The advantage of GCR is that minor or not, their stories go out on AP wires and often are picked up by other organizations. If nothing else it alerts news orgs to a story so they can write their own.
- - - Updated - - -
OMG. The car was a test article which was modified and inspected for purposes of the test. Just because someone forgets to bolt the seat back into place is not a reason to get upset.
If that's what happened, that's what happened. But I'd like to hear it from someone who actually knows rather than speculation from fellow (biased) enthusiasts.
Right now, all we know for certain is that the back seat detached and flew forward.
You are misunderstanding what I said. The interior of the car has large pieces of equipment installed for testing, including sensors and other materials (like crash dummies). Cables need to be run and other changes are made. Technicians spend a LOT of time inside of the car preparing them, and I've witnessed them removing seats from mini-van they were testing so they would have room to crawl around inside of the car.
This is concern trolling, pure and simple.
Here is a quick video showing some prep work that does not show seat removal, but note the large pieces of equipment being installed, and keep in mind that they needed to properly secure the test rig they put in the trunk and run cables to the front. So even in the video they are skipping a lot of the work they are doing inside.
Preparing Cars for a Small Overlap Crash Test - AOL On
Bottom line, it takes 2 or 3 minutes to remove seats and give yourself room to be comfortable while spending hours crawling around the interior. The idea that an nhtsa technician would forget to bolt the seat back in is about 10,000 times more likely than the idea that the armchair engineers in this forum have discovered a fundamental safety flaw.
And again, of all the car tests I've ever seen on the site (you can check yourself), none had this happen.
It's not about "discovering" a flaw. It's about seeing pretty clearly with our own eyes what happened: the seat detached and flew forward.
Why that happened? I don't know. I never claimed to know. But it's something that seems to be serious enough to warrant some explanation (whether it's oops, forgot to bolt it down, or oops, recall).
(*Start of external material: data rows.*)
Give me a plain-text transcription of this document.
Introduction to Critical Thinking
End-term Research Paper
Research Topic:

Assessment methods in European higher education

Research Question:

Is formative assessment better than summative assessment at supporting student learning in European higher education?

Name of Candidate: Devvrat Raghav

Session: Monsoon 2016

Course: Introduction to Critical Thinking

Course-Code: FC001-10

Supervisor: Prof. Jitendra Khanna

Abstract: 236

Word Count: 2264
I could not agree with you more. NHSTA would not miss that problem. NHSTA is not populated by a bunch of fools. To think that "we" can out guess and out perform NHSTA makes some look foolish. TESLA is not "gaming" the system. To think otherwise is without merit.
My friend, I'd ask that you read what has been said. No one is saying that the NHTSA missed the problem, just that this problem, if it is indeed a problem, is not something that is tested by the NHTSA in the front crash test.
For the purposes of the front crash test, the back seat could explode, call down hellfire, make a mushroom cloud, disintegrate into ashes, and unleash demons, but as long as the front two passengers were not injured, it would get 5 star front safety ratings, because rear safety is not looked at in front crash safety ratings.